The FASK Algorithm for Cyclic Models, with Applications
Director of Research Computing
Department of Philosophy Carnegie Mellon University
Bio: Dr. Ramsey earned his PhD in Philosophy at the University of California at San Diego, with an emphasis on Cognitive Science. He has worked on many grant-funded projects, beginning with work for NASA Ames on detecting carbonates in rocks using mineral spectra, using a causal algorithm, then on software for natural deduction, and several projects applying causal research to practical scientific problems in various domains, including cell biology, wildfire analysis, and causal analysis of fMRI time series, to give a few. Since 1998 he has been the lead developer on the TETRAD projects, an open source project for causal analysis, where he has designed and implemented many causal search algorithms, several of which have come to be used in the scientific community. He is currently on the Philosophy faculty at Carnegie Mellon University as Director of Research Computing, where he's been since 1998.

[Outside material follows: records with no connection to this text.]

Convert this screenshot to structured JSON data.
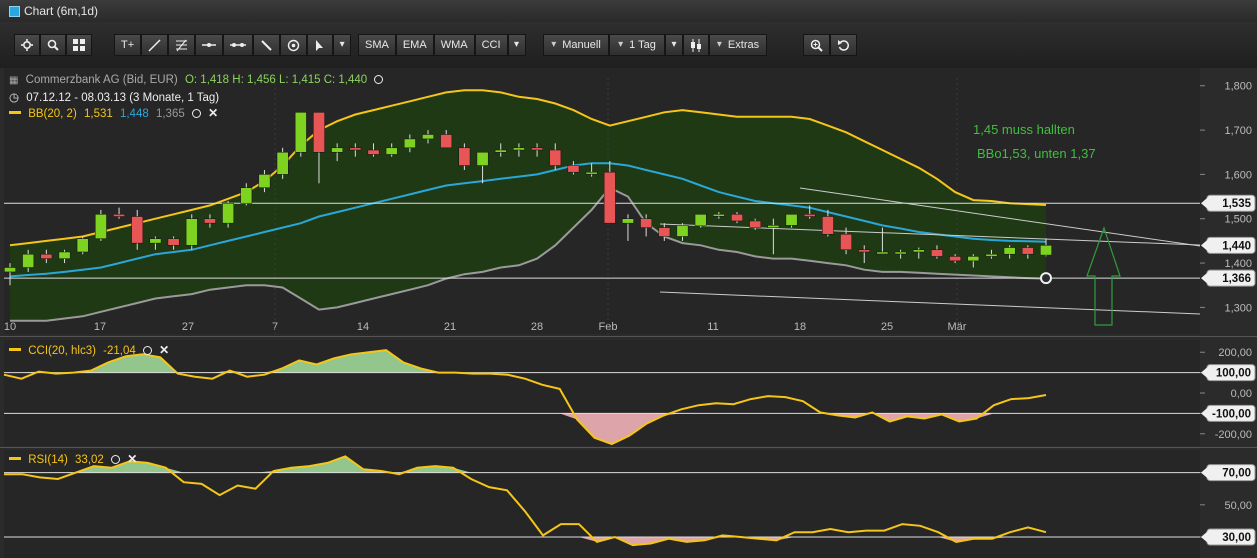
{
  "window": {
    "title": "Chart (6m,1d)"
  },
  "toolbar": {
    "indicators": [
      "SMA",
      "EMA",
      "WMA",
      "CCI"
    ],
    "mode": "Manuell",
    "period": "1 Tag",
    "extras": "Extras"
  },
  "legend": {
    "instrument": "Commerzbank AG (Bid, EUR)",
    "ohlc": "O: 1,418  H: 1,456  L: 1,415  C: 1,440",
    "range": "07.12.12 - 08.03.13 (3 Monate, 1 Tag)",
    "bb_name": "BB(20, 2)",
    "bb_upper": "1,531",
    "bb_mid": "1,448",
    "bb_lower": "1,365",
    "cci_name": "CCI(20, hlc3)",
    "cci_value": "-21,04",
    "rsi_name": "RSI(14)",
    "rsi_value": "33,02"
  },
  "annotations": {
    "line1": "1,45  muss hallten",
    "line2": "BBo1,53, unten 1,37"
  },
  "colors": {
    "up": "#7ed321",
    "down": "#e85555",
    "bb_outer": "#f5c518",
    "bb_mid": "#2aa7d8",
    "bb_lower": "#9a9a9a",
    "fill": "#1f3a14"
  },
  "chart_data": [
    {
      "type": "candlestick",
      "title": "Commerzbank AG (Bid, EUR)",
      "x_ticks": [
        "10",
        "17",
        "27",
        "7",
        "14",
        "21",
        "28",
        "Feb",
        "11",
        "18",
        "25",
        "Mär"
      ],
      "y_ticks": [
        "1,800",
        "1,700",
        "1,600",
        "1,500",
        "1,400",
        "1,300"
      ],
      "ylim": [
        1.24,
        1.84
      ],
      "horizontal_levels": [
        {
          "value": 1.535,
          "label": "1,535"
        },
        {
          "value": 1.366,
          "label": "1,366"
        }
      ],
      "last_price": {
        "value": 1.44,
        "label": "1,440"
      },
      "candles": [
        {
          "o": 1.38,
          "h": 1.4,
          "l": 1.35,
          "c": 1.39
        },
        {
          "o": 1.39,
          "h": 1.43,
          "l": 1.38,
          "c": 1.42
        },
        {
          "o": 1.42,
          "h": 1.43,
          "l": 1.4,
          "c": 1.41
        },
        {
          "o": 1.41,
          "h": 1.43,
          "l": 1.4,
          "c": 1.425
        },
        {
          "o": 1.425,
          "h": 1.46,
          "l": 1.42,
          "c": 1.455
        },
        {
          "o": 1.455,
          "h": 1.52,
          "l": 1.45,
          "c": 1.51
        },
        {
          "o": 1.51,
          "h": 1.525,
          "l": 1.5,
          "c": 1.505
        },
        {
          "o": 1.505,
          "h": 1.52,
          "l": 1.43,
          "c": 1.445
        },
        {
          "o": 1.445,
          "h": 1.46,
          "l": 1.43,
          "c": 1.455
        },
        {
          "o": 1.455,
          "h": 1.46,
          "l": 1.43,
          "c": 1.44
        },
        {
          "o": 1.44,
          "h": 1.51,
          "l": 1.43,
          "c": 1.5
        },
        {
          "o": 1.5,
          "h": 1.51,
          "l": 1.48,
          "c": 1.49
        },
        {
          "o": 1.49,
          "h": 1.54,
          "l": 1.48,
          "c": 1.535
        },
        {
          "o": 1.535,
          "h": 1.58,
          "l": 1.53,
          "c": 1.57
        },
        {
          "o": 1.57,
          "h": 1.61,
          "l": 1.56,
          "c": 1.6
        },
        {
          "o": 1.6,
          "h": 1.66,
          "l": 1.59,
          "c": 1.65
        },
        {
          "o": 1.65,
          "h": 1.74,
          "l": 1.64,
          "c": 1.74
        },
        {
          "o": 1.74,
          "h": 1.74,
          "l": 1.58,
          "c": 1.65
        },
        {
          "o": 1.65,
          "h": 1.67,
          "l": 1.63,
          "c": 1.66
        },
        {
          "o": 1.66,
          "h": 1.67,
          "l": 1.64,
          "c": 1.655
        },
        {
          "o": 1.655,
          "h": 1.67,
          "l": 1.64,
          "c": 1.645
        },
        {
          "o": 1.645,
          "h": 1.67,
          "l": 1.64,
          "c": 1.66
        },
        {
          "o": 1.66,
          "h": 1.69,
          "l": 1.65,
          "c": 1.68
        },
        {
          "o": 1.68,
          "h": 1.7,
          "l": 1.67,
          "c": 1.69
        },
        {
          "o": 1.69,
          "h": 1.7,
          "l": 1.66,
          "c": 1.66
        },
        {
          "o": 1.66,
          "h": 1.67,
          "l": 1.61,
          "c": 1.62
        },
        {
          "o": 1.62,
          "h": 1.65,
          "l": 1.58,
          "c": 1.65
        },
        {
          "o": 1.65,
          "h": 1.67,
          "l": 1.64,
          "c": 1.655
        },
        {
          "o": 1.655,
          "h": 1.67,
          "l": 1.64,
          "c": 1.66
        },
        {
          "o": 1.66,
          "h": 1.67,
          "l": 1.64,
          "c": 1.655
        },
        {
          "o": 1.655,
          "h": 1.67,
          "l": 1.61,
          "c": 1.62
        },
        {
          "o": 1.62,
          "h": 1.63,
          "l": 1.6,
          "c": 1.605
        },
        {
          "o": 1.605,
          "h": 1.625,
          "l": 1.595,
          "c": 1.605
        },
        {
          "o": 1.605,
          "h": 1.63,
          "l": 1.49,
          "c": 1.49
        },
        {
          "o": 1.49,
          "h": 1.51,
          "l": 1.45,
          "c": 1.5
        },
        {
          "o": 1.5,
          "h": 1.51,
          "l": 1.46,
          "c": 1.48
        },
        {
          "o": 1.48,
          "h": 1.49,
          "l": 1.45,
          "c": 1.46
        },
        {
          "o": 1.46,
          "h": 1.49,
          "l": 1.45,
          "c": 1.485
        },
        {
          "o": 1.485,
          "h": 1.51,
          "l": 1.48,
          "c": 1.51
        },
        {
          "o": 1.51,
          "h": 1.515,
          "l": 1.5,
          "c": 1.51
        },
        {
          "o": 1.51,
          "h": 1.515,
          "l": 1.49,
          "c": 1.495
        },
        {
          "o": 1.495,
          "h": 1.5,
          "l": 1.475,
          "c": 1.48
        },
        {
          "o": 1.48,
          "h": 1.5,
          "l": 1.42,
          "c": 1.485
        },
        {
          "o": 1.485,
          "h": 1.51,
          "l": 1.48,
          "c": 1.51
        },
        {
          "o": 1.51,
          "h": 1.53,
          "l": 1.5,
          "c": 1.505
        },
        {
          "o": 1.505,
          "h": 1.52,
          "l": 1.46,
          "c": 1.465
        },
        {
          "o": 1.465,
          "h": 1.48,
          "l": 1.42,
          "c": 1.43
        },
        {
          "o": 1.43,
          "h": 1.44,
          "l": 1.4,
          "c": 1.425
        },
        {
          "o": 1.425,
          "h": 1.48,
          "l": 1.42,
          "c": 1.425
        },
        {
          "o": 1.425,
          "h": 1.43,
          "l": 1.41,
          "c": 1.425
        },
        {
          "o": 1.425,
          "h": 1.435,
          "l": 1.41,
          "c": 1.43
        },
        {
          "o": 1.43,
          "h": 1.44,
          "l": 1.41,
          "c": 1.415
        },
        {
          "o": 1.415,
          "h": 1.42,
          "l": 1.4,
          "c": 1.405
        },
        {
          "o": 1.405,
          "h": 1.42,
          "l": 1.39,
          "c": 1.415
        },
        {
          "o": 1.415,
          "h": 1.43,
          "l": 1.41,
          "c": 1.42
        },
        {
          "o": 1.42,
          "h": 1.44,
          "l": 1.41,
          "c": 1.435
        },
        {
          "o": 1.435,
          "h": 1.44,
          "l": 1.41,
          "c": 1.42
        },
        {
          "o": 1.418,
          "h": 1.456,
          "l": 1.415,
          "c": 1.44
        }
      ],
      "bb_upper": [
        1.44,
        1.445,
        1.45,
        1.455,
        1.46,
        1.47,
        1.48,
        1.49,
        1.5,
        1.51,
        1.52,
        1.53,
        1.545,
        1.56,
        1.585,
        1.62,
        1.665,
        1.7,
        1.72,
        1.735,
        1.745,
        1.755,
        1.765,
        1.775,
        1.785,
        1.79,
        1.79,
        1.785,
        1.775,
        1.77,
        1.76,
        1.745,
        1.725,
        1.71,
        1.72,
        1.73,
        1.74,
        1.745,
        1.74,
        1.735,
        1.73,
        1.73,
        1.73,
        1.73,
        1.725,
        1.71,
        1.695,
        1.675,
        1.655,
        1.635,
        1.615,
        1.59,
        1.56,
        1.542,
        1.54,
        1.535,
        1.533,
        1.531
      ],
      "bb_mid": [
        1.37,
        1.373,
        1.376,
        1.38,
        1.385,
        1.39,
        1.4,
        1.41,
        1.42,
        1.425,
        1.43,
        1.44,
        1.45,
        1.46,
        1.47,
        1.48,
        1.49,
        1.505,
        1.515,
        1.525,
        1.535,
        1.545,
        1.555,
        1.565,
        1.575,
        1.58,
        1.585,
        1.59,
        1.595,
        1.6,
        1.61,
        1.62,
        1.625,
        1.625,
        1.62,
        1.61,
        1.6,
        1.59,
        1.575,
        1.56,
        1.55,
        1.54,
        1.535,
        1.53,
        1.525,
        1.515,
        1.505,
        1.495,
        1.485,
        1.478,
        1.47,
        1.465,
        1.46,
        1.455,
        1.452,
        1.45,
        1.449,
        1.448
      ],
      "bb_lower": [
        1.27,
        1.27,
        1.27,
        1.275,
        1.28,
        1.29,
        1.3,
        1.31,
        1.32,
        1.325,
        1.33,
        1.34,
        1.345,
        1.35,
        1.35,
        1.345,
        1.32,
        1.295,
        1.3,
        1.31,
        1.32,
        1.33,
        1.34,
        1.35,
        1.365,
        1.375,
        1.38,
        1.39,
        1.395,
        1.41,
        1.44,
        1.48,
        1.52,
        1.57,
        1.55,
        1.49,
        1.46,
        1.445,
        1.44,
        1.43,
        1.425,
        1.415,
        1.41,
        1.41,
        1.405,
        1.4,
        1.395,
        1.385,
        1.38,
        1.38,
        1.378,
        1.376,
        1.374,
        1.372,
        1.37,
        1.368,
        1.366,
        1.365
      ]
    },
    {
      "type": "line",
      "title": "CCI(20, hlc3)",
      "y_ticks": [
        "200,00",
        "100,00",
        "0,00",
        "-100,00",
        "-200,00"
      ],
      "ylim": [
        -260,
        260
      ],
      "reference_levels": [
        100,
        -100
      ],
      "values": [
        90,
        70,
        105,
        95,
        100,
        110,
        150,
        180,
        190,
        175,
        95,
        80,
        70,
        110,
        80,
        90,
        120,
        160,
        140,
        170,
        190,
        200,
        210,
        150,
        120,
        100,
        100,
        95,
        95,
        90,
        70,
        40,
        20,
        -130,
        -220,
        -250,
        -210,
        -150,
        -110,
        -80,
        -60,
        -50,
        -55,
        -30,
        -15,
        -20,
        -40,
        -95,
        -110,
        -120,
        -95,
        -140,
        -115,
        -125,
        -105,
        -140,
        -125,
        -60,
        -30,
        -25,
        -10
      ]
    },
    {
      "type": "line",
      "title": "RSI(14)",
      "y_ticks": [
        "70,00",
        "50,00",
        "30,00"
      ],
      "ylim": [
        17,
        84
      ],
      "reference_levels": [
        70,
        30
      ],
      "values": [
        69,
        69,
        67,
        66,
        70,
        74,
        73,
        77,
        76,
        73,
        64,
        63,
        56,
        62,
        60,
        71,
        73,
        74,
        76,
        80,
        72,
        71,
        69,
        73,
        74,
        73,
        66,
        61,
        59,
        46,
        31,
        38,
        38,
        27,
        30,
        25,
        26,
        29,
        27,
        28,
        31,
        30,
        29,
        28,
        33,
        33,
        35,
        33,
        34,
        34,
        38,
        37,
        33,
        27,
        29,
        29,
        33,
        36,
        33
      ]
    }
  ]
}
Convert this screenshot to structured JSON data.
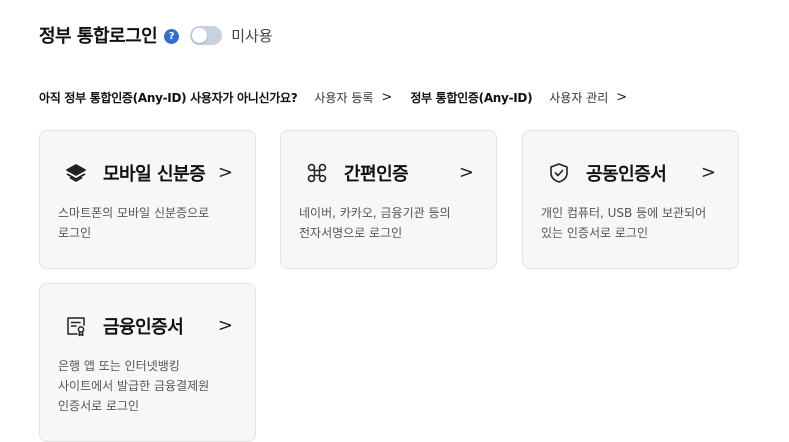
{
  "header": {
    "title": "정부 통합로그인",
    "help_glyph": "?",
    "toggle_label": "미사용",
    "toggle_on": false
  },
  "links": {
    "question": "아직 정부 통합인증(Any-ID) 사용자가 아니신가요?",
    "register": "사용자 등록",
    "any_id_label": "정부 통합인증(Any-ID)",
    "manage": "사용자 관리",
    "chevron": ">"
  },
  "cards": [
    {
      "icon": "layers-icon",
      "title": "모바일 신분증",
      "arrow": ">",
      "desc": "스마트폰의 모바일 신분증으로\n로그인"
    },
    {
      "icon": "command-icon",
      "title": "간편인증",
      "arrow": ">",
      "desc": "네이버, 카카오, 금융기관 등의\n전자서명으로 로그인"
    },
    {
      "icon": "shield-check-icon",
      "title": "공동인증서",
      "arrow": ">",
      "desc": "개인 컴퓨터, USB 등에 보관되어\n있는 인증서로 로그인"
    },
    {
      "icon": "certificate-icon",
      "title": "금융인증서",
      "arrow": ">",
      "desc": "은행 앱 또는 인터넷뱅킹\n사이트에서 발급한 금융결제원\n인증서로 로그인"
    }
  ]
}
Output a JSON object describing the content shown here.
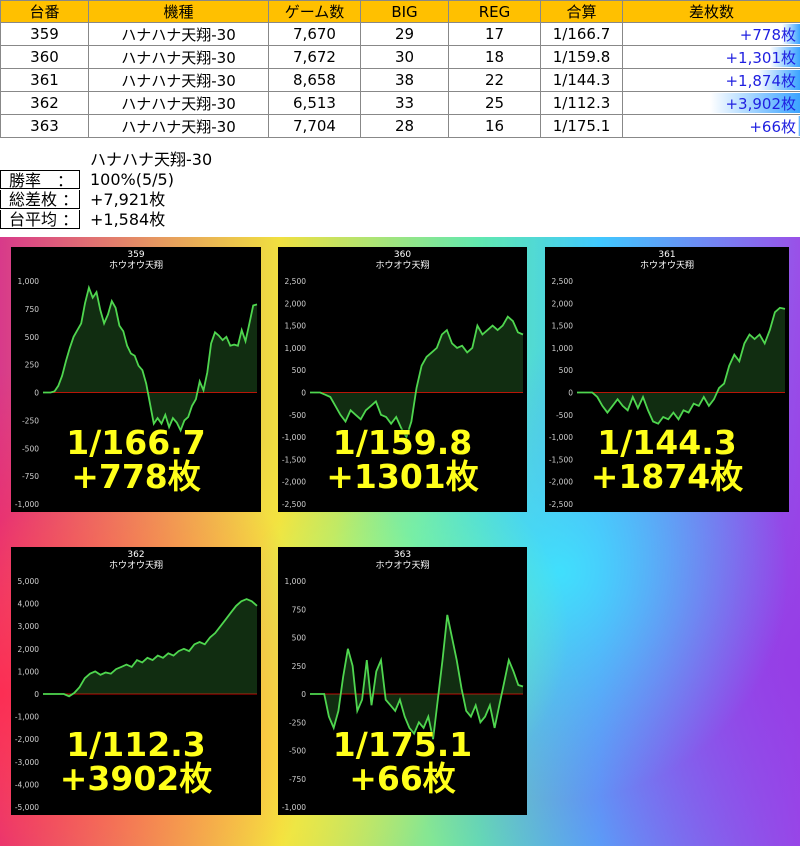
{
  "table": {
    "headers": [
      "台番",
      "機種",
      "ゲーム数",
      "BIG",
      "REG",
      "合算",
      "差枚数"
    ],
    "rows": [
      {
        "no": "359",
        "model": "ハナハナ天翔-30",
        "games": "7,670",
        "big": "29",
        "reg": "17",
        "combined": "1/166.7",
        "diff": "+778枚",
        "diff_value": 778
      },
      {
        "no": "360",
        "model": "ハナハナ天翔-30",
        "games": "7,672",
        "big": "30",
        "reg": "18",
        "combined": "1/159.8",
        "diff": "+1,301枚",
        "diff_value": 1301
      },
      {
        "no": "361",
        "model": "ハナハナ天翔-30",
        "games": "8,658",
        "big": "38",
        "reg": "22",
        "combined": "1/144.3",
        "diff": "+1,874枚",
        "diff_value": 1874
      },
      {
        "no": "362",
        "model": "ハナハナ天翔-30",
        "games": "6,513",
        "big": "33",
        "reg": "25",
        "combined": "1/112.3",
        "diff": "+3,902枚",
        "diff_value": 3902
      },
      {
        "no": "363",
        "model": "ハナハナ天翔-30",
        "games": "7,704",
        "big": "28",
        "reg": "16",
        "combined": "1/175.1",
        "diff": "+66枚",
        "diff_value": 66
      }
    ]
  },
  "summary": {
    "model": "ハナハナ天翔-30",
    "win_rate_label": "勝率　：",
    "win_rate": "100%(5/5)",
    "total_label": "総差枚 ：",
    "total": "+7,921枚",
    "avg_label": "台平均 ：",
    "avg": "+1,584枚"
  },
  "colors": {
    "header": "#ffc000",
    "diff_text": "#1f1fe0",
    "chart_bg": "#000000",
    "line": "#4fd64f",
    "zero": "#cc0000",
    "overlay": "#ffff1a"
  },
  "chart_data": [
    {
      "type": "area",
      "title": "359",
      "subtitle": "ホウオウ天翔",
      "ylim": [
        -1000,
        1000
      ],
      "yticks": [
        "1,000",
        "750",
        "500",
        "250",
        "0",
        "-250",
        "-500",
        "-750",
        "-1,000"
      ],
      "overlay1": "1/166.7",
      "overlay2": "+778枚",
      "y": [
        0,
        0,
        0,
        10,
        60,
        150,
        280,
        400,
        500,
        560,
        620,
        800,
        940,
        850,
        900,
        740,
        620,
        700,
        820,
        760,
        600,
        550,
        420,
        350,
        330,
        240,
        200,
        80,
        -100,
        -280,
        -230,
        -280,
        -200,
        -310,
        -230,
        -270,
        -340,
        -250,
        -220,
        -120,
        -60,
        100,
        20,
        180,
        440,
        540,
        510,
        470,
        500,
        420,
        430,
        420,
        560,
        460,
        620,
        780,
        790
      ]
    },
    {
      "type": "area",
      "title": "360",
      "subtitle": "ホウオウ天翔",
      "ylim": [
        -2500,
        2500
      ],
      "yticks": [
        "2,500",
        "2,000",
        "1,500",
        "1,000",
        "500",
        "0",
        "-500",
        "-1,000",
        "-1,500",
        "-2,000",
        "-2,500"
      ],
      "overlay1": "1/159.8",
      "overlay2": "+1301枚",
      "y": [
        0,
        0,
        0,
        -50,
        -100,
        -300,
        -500,
        -650,
        -400,
        -500,
        -600,
        -400,
        -300,
        -200,
        -500,
        -550,
        -700,
        -550,
        -800,
        -1000,
        -650,
        100,
        600,
        800,
        900,
        1000,
        1300,
        1400,
        1100,
        1000,
        1050,
        900,
        1000,
        1500,
        1300,
        1400,
        1500,
        1400,
        1500,
        1700,
        1600,
        1350,
        1301
      ]
    },
    {
      "type": "area",
      "title": "361",
      "subtitle": "ホウオウ天翔",
      "ylim": [
        -2500,
        2500
      ],
      "yticks": [
        "2,500",
        "2,000",
        "1,500",
        "1,000",
        "500",
        "0",
        "-500",
        "-1,000",
        "-1,500",
        "-2,000",
        "-2,500"
      ],
      "overlay1": "1/144.3",
      "overlay2": "+1874枚",
      "y": [
        0,
        0,
        0,
        0,
        -100,
        -300,
        -450,
        -300,
        -150,
        -300,
        -400,
        -100,
        -350,
        -100,
        -400,
        -650,
        -700,
        -550,
        -600,
        -450,
        -600,
        -400,
        -450,
        -250,
        -300,
        -100,
        -300,
        -150,
        100,
        200,
        600,
        850,
        700,
        1100,
        1300,
        1200,
        1300,
        1100,
        1400,
        1800,
        1900,
        1874
      ]
    },
    {
      "type": "area",
      "title": "362",
      "subtitle": "ホウオウ天翔",
      "ylim": [
        -5000,
        5000
      ],
      "yticks": [
        "5,000",
        "4,000",
        "3,000",
        "2,000",
        "1,000",
        "0",
        "-1,000",
        "-2,000",
        "-3,000",
        "-4,000",
        "-5,000"
      ],
      "overlay1": "1/112.3",
      "overlay2": "+3902枚",
      "y": [
        0,
        0,
        0,
        0,
        0,
        -100,
        50,
        300,
        700,
        900,
        1000,
        850,
        950,
        900,
        1100,
        1200,
        1300,
        1200,
        1500,
        1400,
        1600,
        1500,
        1700,
        1600,
        1800,
        1700,
        1900,
        2000,
        1900,
        2200,
        2300,
        2200,
        2500,
        2700,
        3000,
        3300,
        3600,
        3900,
        4100,
        4200,
        4100,
        3902
      ]
    },
    {
      "type": "area",
      "title": "363",
      "subtitle": "ホウオウ天翔",
      "ylim": [
        -1000,
        1000
      ],
      "yticks": [
        "1,000",
        "750",
        "500",
        "250",
        "0",
        "-250",
        "-500",
        "-750",
        "-1,000"
      ],
      "overlay1": "1/175.1",
      "overlay2": "+66枚",
      "y": [
        0,
        0,
        0,
        0,
        -200,
        -300,
        -150,
        150,
        400,
        250,
        -150,
        -50,
        300,
        -100,
        200,
        300,
        -50,
        -100,
        -150,
        -50,
        -200,
        -300,
        -350,
        -250,
        -300,
        -200,
        -400,
        -50,
        300,
        700,
        500,
        300,
        50,
        -150,
        -200,
        -100,
        -250,
        -200,
        -100,
        -300,
        -100,
        100,
        300,
        200,
        80,
        66
      ]
    }
  ]
}
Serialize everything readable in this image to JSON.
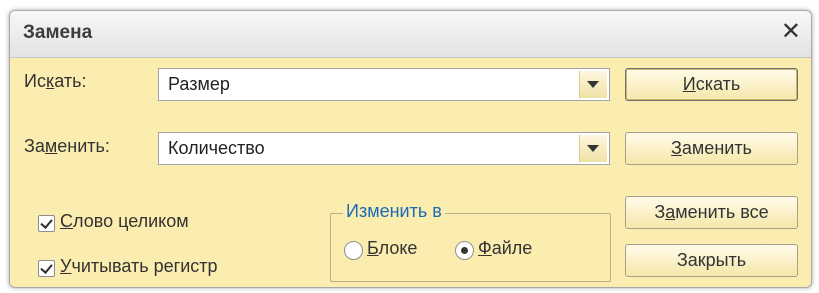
{
  "dialog": {
    "title": "Замена",
    "close_glyph": "✕"
  },
  "search": {
    "label_pre": "Ис",
    "label_u": "к",
    "label_post": "ать:",
    "value": "Размер"
  },
  "replace": {
    "label_pre": "За",
    "label_u": "м",
    "label_post": "енить:",
    "value": "Количество"
  },
  "buttons": {
    "find": {
      "pre": "",
      "u": "И",
      "post": "скать"
    },
    "replace": {
      "pre": "",
      "u": "З",
      "post": "аменить"
    },
    "replace_all": {
      "pre": "З",
      "u": "а",
      "post": "менить все"
    },
    "close": {
      "label": "Закрыть"
    }
  },
  "options": {
    "whole_word": {
      "u": "С",
      "post": "лово целиком",
      "checked": true
    },
    "match_case": {
      "u": "У",
      "post": "читывать регистр",
      "checked": true
    }
  },
  "scope": {
    "title": "Изменить в",
    "block": {
      "u": "Б",
      "post": "локе",
      "selected": false
    },
    "file": {
      "u": "Ф",
      "post": "айле",
      "selected": true
    }
  }
}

Synopsis: In this talk, a novel algorithm, FASK ("Fast Adjacency Skewness"), will be discussed, which addresses problems with skewed variables where there may be cycles arbitrarily situated throughout the model. The cycles may either be tight, involving only two variables, or longer cycles involving many variables. Some theory for the algorithms will be discussed, followed by applications to three different domains: (a) fMRI causal modeling, (b) single-cell cytology causal modeling, and (c) simulated diffusion and advection in climate models.